A tie-in with the British Library and a deal with Google to host a digital training base at the venue were followed by news that the Brasshouse Language Centre would relocate there - meaning the doors would open from 9am to 9pm on weekdays.
But the funding climate remains tough - not least because the Library of Birmingham costs close to £1 million a month in interest repayments alone - and last week it was announced the tourist information centre would close.
Coun Holbrook (Lab Stockland Green) confirmed there was a "pause on the book fund" and that a "‘few libraries" were seeking donations.
She said: "Councils across the country are having to make hard choices about what can be afforded and we simply cannot continue to do everything and fund everything we historically have.
"We are continuing to look at how we secure the future of all our community libraries but whilst that work is under way we need to make tough choices to save money. One of those choices is a pause on the book fund."

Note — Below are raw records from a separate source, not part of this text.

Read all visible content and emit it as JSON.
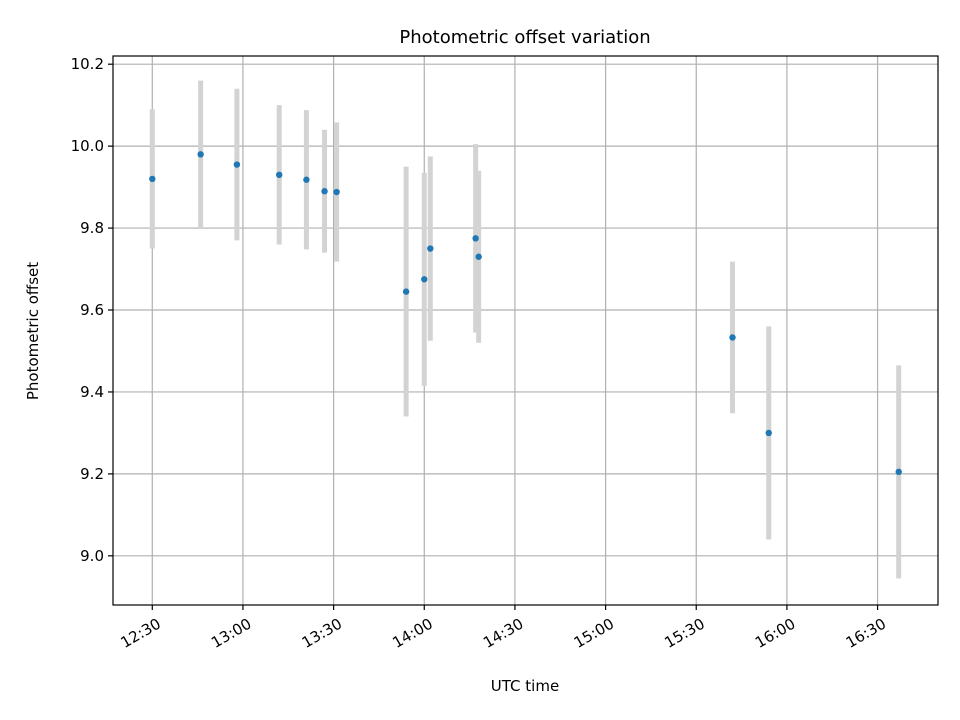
{
  "chart_data": {
    "type": "scatter",
    "title": "Photometric offset variation",
    "xlabel": "UTC time",
    "ylabel": "Photometric offset",
    "grid": true,
    "xlim": [
      "12:17",
      "16:50"
    ],
    "ylim": [
      8.88,
      10.22
    ],
    "x_ticks": [
      "12:30",
      "13:00",
      "13:30",
      "14:00",
      "14:30",
      "15:00",
      "15:30",
      "16:00",
      "16:30"
    ],
    "y_ticks": [
      "9.0",
      "9.2",
      "9.4",
      "9.6",
      "9.8",
      "10.0",
      "10.2"
    ],
    "colors": {
      "point": "#1f77b4",
      "errorbar": "#d3d3d3",
      "grid": "#b0b0b0"
    },
    "points": [
      {
        "x": "12:30",
        "y": 9.92,
        "err": 0.17
      },
      {
        "x": "12:46",
        "y": 9.98,
        "err": 0.18
      },
      {
        "x": "12:58",
        "y": 9.955,
        "err": 0.185
      },
      {
        "x": "13:12",
        "y": 9.93,
        "err": 0.17
      },
      {
        "x": "13:21",
        "y": 9.918,
        "err": 0.17
      },
      {
        "x": "13:27",
        "y": 9.89,
        "err": 0.15
      },
      {
        "x": "13:31",
        "y": 9.888,
        "err": 0.17
      },
      {
        "x": "13:54",
        "y": 9.645,
        "err": 0.305
      },
      {
        "x": "14:00",
        "y": 9.675,
        "err": 0.26
      },
      {
        "x": "14:02",
        "y": 9.75,
        "err": 0.225
      },
      {
        "x": "14:17",
        "y": 9.775,
        "err": 0.23
      },
      {
        "x": "14:18",
        "y": 9.73,
        "err": 0.21
      },
      {
        "x": "15:42",
        "y": 9.533,
        "err": 0.185
      },
      {
        "x": "15:54",
        "y": 9.3,
        "err": 0.26
      },
      {
        "x": "16:37",
        "y": 9.205,
        "err": 0.26
      }
    ]
  }
}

She added: "Whilst we have not corporately asked for donations from the public and this is the actions of a few libraries, we do of course welcome any support the public wish to give our community libraries and the council in general, however we do not expect the public to make up for cuts to the budget from the Government."
Many library users and other authors took to social media to express their anger at the news.
Award-winning writer Jonathan Coe, author of What a Carve Up!, tweeted: "The situation in Birmingham libraries is just going from bad to worse."
His sentiments were echoed by Twitter user Aaron, who wrote: "They also cut opening hours. It's pathetic."
But Coun Hollbrook added: "We have never had a situation where we have bought every book suggested to us and at the moment we need to examine all requests for new purchases on a case-by-case basis depending on demand.
"We have always made choices about which books to buy but clearly we need to be careful and buy those books that are most needed."